Im ersten Quartal dieses Jahres allein der Massenverkehr
betrug 41,0 Millionen Tonnen, wobei ein
Eine Reduktion von -4 % wird größtenteils durch die Kontraktion von
in den Häfen von Grimsby und Immingham, die unter einer
Rückgang um 2,1 Millionen Tonnen (-45 %), hauptsächlich aufgrund von
nach der Schließung der Lindsey-Raffinerie in
2025. Außerdem, trotz erheblicher Zunahmen bei der flüssigen Massengütergüter,
in Milford Haven und Liverpool waren diese Zuwächse
ausgeglichen durch erhebliche Rückgänge in anderen Bereichen, einschließlich Rückgängen
0,6 bzw. 0,5 Millionen Tonnen in Clyde bzw. London.
Das Finnart-Ölterminal in Clyde wurde am Ende der
2025 nach der Schließung der Raffinerie in Grangemouth.
Der vierteljährliche Trockengutverkehr hingegen nahm an
um +3 % auf 19,4 Millionen Tonnen, ein Wachstum, das
wurde hauptsächlich von Grimsby und Immingham angetrieben, was
verzeichnete einen Anstieg um eine Million Tonnen (+45 %).
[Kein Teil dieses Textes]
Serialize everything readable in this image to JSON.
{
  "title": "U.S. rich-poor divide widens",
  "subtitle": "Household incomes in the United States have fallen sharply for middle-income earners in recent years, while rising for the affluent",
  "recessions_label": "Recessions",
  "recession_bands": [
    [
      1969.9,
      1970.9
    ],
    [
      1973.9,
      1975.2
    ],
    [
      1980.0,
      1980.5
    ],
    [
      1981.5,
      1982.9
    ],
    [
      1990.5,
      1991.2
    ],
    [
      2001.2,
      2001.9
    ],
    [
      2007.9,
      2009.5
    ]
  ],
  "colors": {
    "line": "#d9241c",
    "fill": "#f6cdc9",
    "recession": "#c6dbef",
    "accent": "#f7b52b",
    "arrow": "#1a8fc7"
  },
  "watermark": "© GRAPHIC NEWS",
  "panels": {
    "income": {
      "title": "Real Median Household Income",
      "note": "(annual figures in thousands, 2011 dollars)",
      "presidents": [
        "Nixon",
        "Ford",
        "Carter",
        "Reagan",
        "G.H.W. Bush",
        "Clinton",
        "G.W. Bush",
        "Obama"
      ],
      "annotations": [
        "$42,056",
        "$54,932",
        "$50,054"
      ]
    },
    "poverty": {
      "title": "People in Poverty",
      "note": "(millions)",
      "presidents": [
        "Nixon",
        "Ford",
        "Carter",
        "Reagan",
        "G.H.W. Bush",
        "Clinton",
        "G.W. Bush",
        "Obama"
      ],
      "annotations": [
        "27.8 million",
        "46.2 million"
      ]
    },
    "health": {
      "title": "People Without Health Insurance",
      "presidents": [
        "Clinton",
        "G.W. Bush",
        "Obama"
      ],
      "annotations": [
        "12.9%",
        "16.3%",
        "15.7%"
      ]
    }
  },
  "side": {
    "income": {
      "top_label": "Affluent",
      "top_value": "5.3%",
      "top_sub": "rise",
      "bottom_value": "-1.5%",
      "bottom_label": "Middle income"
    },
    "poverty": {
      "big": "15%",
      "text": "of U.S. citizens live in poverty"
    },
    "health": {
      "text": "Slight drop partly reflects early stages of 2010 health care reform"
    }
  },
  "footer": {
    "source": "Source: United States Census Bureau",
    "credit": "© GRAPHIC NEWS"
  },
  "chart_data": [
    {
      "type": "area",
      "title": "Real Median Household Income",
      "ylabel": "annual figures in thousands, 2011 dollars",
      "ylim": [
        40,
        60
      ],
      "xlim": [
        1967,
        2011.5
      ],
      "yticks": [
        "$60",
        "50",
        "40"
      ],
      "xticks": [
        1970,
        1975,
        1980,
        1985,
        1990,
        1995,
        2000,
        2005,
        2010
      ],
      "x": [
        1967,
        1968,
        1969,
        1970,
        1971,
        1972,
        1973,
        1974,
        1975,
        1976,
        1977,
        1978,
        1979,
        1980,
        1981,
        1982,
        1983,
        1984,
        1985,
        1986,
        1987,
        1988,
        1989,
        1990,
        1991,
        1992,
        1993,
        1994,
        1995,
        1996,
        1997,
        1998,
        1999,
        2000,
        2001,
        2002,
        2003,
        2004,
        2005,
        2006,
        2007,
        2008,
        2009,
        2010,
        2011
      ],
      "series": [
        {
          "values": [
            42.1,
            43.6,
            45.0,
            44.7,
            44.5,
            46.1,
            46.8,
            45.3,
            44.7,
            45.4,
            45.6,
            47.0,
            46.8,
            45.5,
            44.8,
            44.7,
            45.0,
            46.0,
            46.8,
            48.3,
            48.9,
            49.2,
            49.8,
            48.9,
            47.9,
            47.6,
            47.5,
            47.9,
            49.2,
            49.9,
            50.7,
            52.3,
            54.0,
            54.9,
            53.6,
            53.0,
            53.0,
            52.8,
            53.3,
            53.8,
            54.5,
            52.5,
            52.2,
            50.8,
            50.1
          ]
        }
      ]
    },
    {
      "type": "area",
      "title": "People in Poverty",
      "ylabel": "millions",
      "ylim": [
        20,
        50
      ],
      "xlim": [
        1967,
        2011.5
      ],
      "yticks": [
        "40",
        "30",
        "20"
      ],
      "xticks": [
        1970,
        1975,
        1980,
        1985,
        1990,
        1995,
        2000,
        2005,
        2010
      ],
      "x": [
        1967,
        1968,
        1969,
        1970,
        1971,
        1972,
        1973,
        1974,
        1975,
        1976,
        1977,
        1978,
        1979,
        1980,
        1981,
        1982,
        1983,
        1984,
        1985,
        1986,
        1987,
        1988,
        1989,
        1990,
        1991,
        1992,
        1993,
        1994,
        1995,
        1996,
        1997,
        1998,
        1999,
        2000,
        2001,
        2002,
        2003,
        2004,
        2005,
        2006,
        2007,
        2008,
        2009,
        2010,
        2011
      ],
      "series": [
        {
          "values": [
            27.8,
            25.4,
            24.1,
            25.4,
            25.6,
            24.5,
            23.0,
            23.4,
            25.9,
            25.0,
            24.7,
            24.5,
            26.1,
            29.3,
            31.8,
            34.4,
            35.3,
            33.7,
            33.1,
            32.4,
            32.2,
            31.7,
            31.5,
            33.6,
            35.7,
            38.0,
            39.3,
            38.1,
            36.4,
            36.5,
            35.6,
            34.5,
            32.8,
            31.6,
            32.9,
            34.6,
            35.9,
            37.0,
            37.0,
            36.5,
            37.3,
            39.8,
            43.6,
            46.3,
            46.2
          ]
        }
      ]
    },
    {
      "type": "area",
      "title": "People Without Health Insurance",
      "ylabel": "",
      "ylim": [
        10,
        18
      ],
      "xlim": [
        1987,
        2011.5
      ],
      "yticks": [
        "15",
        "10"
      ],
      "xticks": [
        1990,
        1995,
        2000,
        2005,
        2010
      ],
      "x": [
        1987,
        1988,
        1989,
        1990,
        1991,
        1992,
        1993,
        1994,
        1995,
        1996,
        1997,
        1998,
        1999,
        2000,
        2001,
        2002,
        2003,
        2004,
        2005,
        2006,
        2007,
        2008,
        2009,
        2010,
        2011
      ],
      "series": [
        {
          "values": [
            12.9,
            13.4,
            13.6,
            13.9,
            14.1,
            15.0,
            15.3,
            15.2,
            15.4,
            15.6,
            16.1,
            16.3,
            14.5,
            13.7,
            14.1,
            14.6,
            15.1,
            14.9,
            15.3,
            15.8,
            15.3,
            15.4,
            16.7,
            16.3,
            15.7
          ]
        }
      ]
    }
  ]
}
In den ersten drei Monaten des Jahres 2026 war der containerisierte Verkehr
ging um -1 % auf 16,6 Millionen Tonnen zurück, ein Rückgang, der
wurde weitgehend durch die geringere Aktivität in der
Der Hafen von Felixstowe verzeichnete einen Rückgang um 0,9 Millionen
Tonnen (-17 %).
Auch der Ro-Ro-Verkehr nahm ab, was
lag bei 22,1 Millionen Tonnen (-7 %).